The Washington-based institute said the revised outlook indicated that the downside risks outlined in its earlier report were now materialising. Among those challenges are soaring global inflation, a worse-than-expected slowdown in China and the ongoing fallout from the war in Ukraine. “A tentative recovery in 2021 has been followed by increasingly gloomy developments in 2022,” the report said.

“Several shocks have hit a world economy already weakened by the pandemic: higher-than-expected inflation worldwide — especially in the United States and major European economies — triggering tighter financial conditions; a worse-than-anticipated slowdown in China, reflecting Covid-19 outbreaks and lockdowns; and further negative spillovers from the war in Ukraine,” it added.

The anticipated slowdown would mark the first quarterly contraction in global real GDP since 2020. A “plausible” but less likely alternative scenario could see global growth fall to around 2.6% in 2022 and 2.0% in 2023, the IMF said, putting global growth in the bottom 10% of outcomes since 1970. The WB last month slashed its 2022 global growth outlook to 2.9 percent from an earlier estimate of 4.1%, citing similar macroeconomic pressures.

Worsening growth prospects in the US, China and India drove the IMF’s downward revisions.
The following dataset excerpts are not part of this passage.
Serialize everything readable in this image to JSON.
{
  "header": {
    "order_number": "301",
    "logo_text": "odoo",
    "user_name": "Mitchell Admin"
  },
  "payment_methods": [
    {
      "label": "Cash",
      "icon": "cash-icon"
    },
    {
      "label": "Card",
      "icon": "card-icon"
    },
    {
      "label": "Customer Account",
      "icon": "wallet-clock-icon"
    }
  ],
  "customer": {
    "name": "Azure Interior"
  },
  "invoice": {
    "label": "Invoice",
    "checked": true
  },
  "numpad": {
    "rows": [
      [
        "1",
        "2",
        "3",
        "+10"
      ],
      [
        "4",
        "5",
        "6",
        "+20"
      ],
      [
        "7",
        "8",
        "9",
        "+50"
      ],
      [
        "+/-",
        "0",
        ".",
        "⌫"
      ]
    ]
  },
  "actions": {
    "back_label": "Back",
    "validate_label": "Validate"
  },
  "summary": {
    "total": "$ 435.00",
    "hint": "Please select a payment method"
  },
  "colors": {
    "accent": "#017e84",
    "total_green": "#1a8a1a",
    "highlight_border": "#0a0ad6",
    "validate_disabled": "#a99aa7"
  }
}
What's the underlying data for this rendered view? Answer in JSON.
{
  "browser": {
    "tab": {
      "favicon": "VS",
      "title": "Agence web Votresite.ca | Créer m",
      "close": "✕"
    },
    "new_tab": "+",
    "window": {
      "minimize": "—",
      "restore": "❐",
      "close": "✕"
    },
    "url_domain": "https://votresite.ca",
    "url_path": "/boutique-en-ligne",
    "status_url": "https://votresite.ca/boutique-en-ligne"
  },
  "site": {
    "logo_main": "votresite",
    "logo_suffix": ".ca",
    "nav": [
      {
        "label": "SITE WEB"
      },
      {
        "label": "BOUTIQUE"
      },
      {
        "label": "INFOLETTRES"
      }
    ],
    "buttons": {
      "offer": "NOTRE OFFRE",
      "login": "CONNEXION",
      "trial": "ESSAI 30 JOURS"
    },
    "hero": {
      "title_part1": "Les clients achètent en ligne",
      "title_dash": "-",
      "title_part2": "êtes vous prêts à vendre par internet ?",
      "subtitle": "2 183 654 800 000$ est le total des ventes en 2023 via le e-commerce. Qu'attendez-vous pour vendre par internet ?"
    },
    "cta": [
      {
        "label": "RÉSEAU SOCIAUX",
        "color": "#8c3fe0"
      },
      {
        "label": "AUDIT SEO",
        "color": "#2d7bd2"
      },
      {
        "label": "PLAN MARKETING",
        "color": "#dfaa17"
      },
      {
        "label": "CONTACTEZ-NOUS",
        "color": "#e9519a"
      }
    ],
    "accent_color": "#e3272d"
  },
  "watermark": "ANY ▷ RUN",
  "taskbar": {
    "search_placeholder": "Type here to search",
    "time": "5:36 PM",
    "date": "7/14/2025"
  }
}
The US’ GDP outlook was lowered 1.4 percentage points to 2.3%, driven by weaker-than-expected growth in the first half of 2022, reduced household purchasing power and tightening monetary policy.

China’s economy was seen growing 1.1 percentage points short of previous estimates, following extended Covid lockdowns and a deepening real estate crisis. The world’s second-largest economy is now expected to grow 3.3% in 2022 — its lowest clip in four decades, barring the initial fallout from the Covid-19 crisis in 2020.

India’s forecast was cut 0.8 percentage points to 7.4%, largely due to less favourable external conditions and more rapid policy tightening.

Meanwhile, the euro zone’s outlook was lowered 0.2 percentage points to 2.6%, though the IMF said greater fallout from the war in Ukraine was likely to hit further in 2023, particularly in the major economies of Germany, France and Spain.

Russia’s economy contracted less than expected in the second quarter despite wide-reaching economic sanctions over its unprovoked invasion of Ukraine, the IMF said. Its 2022 projection was revised up 2.5 percentage points, though its estimated growth rate remains negative at -6.0%.

Global inflation continues to rise. It comes as inflation continues to track higher through 2022, led by rising food and energy prices. Global inflation is now forecast to hit 6.6% in advanced economies and 9.5% in emerging market and developing economies this year — an upward revision of 0.9 and 0.8 percentage points, respectively. “It will take longer for inflation to go away and the overall magnitude of inflation is expected to come later this year,” Tobias Adrian, financial counsellor and director of the Monetary and Capital Markets Department at the International Monetary Fund, told CNBC’s Joumanna Bercetche Tuesday afternoon.

“We would expect a recession that is fairly shallow. A recession with growth rates around zero for the next year. That’s in the adverse scenario, it’s not a very sharp recession,” like the one we saw in the wake of Covid-19 and 2008 global recession, he added. With rising prices fuelling a global cost-of-living crisis, the IMF said taming inflation should be policymakers’ number one priority. “Tighter monetary policy will inevitably have real economic costs, but delay will only exacerbate them,” the report said.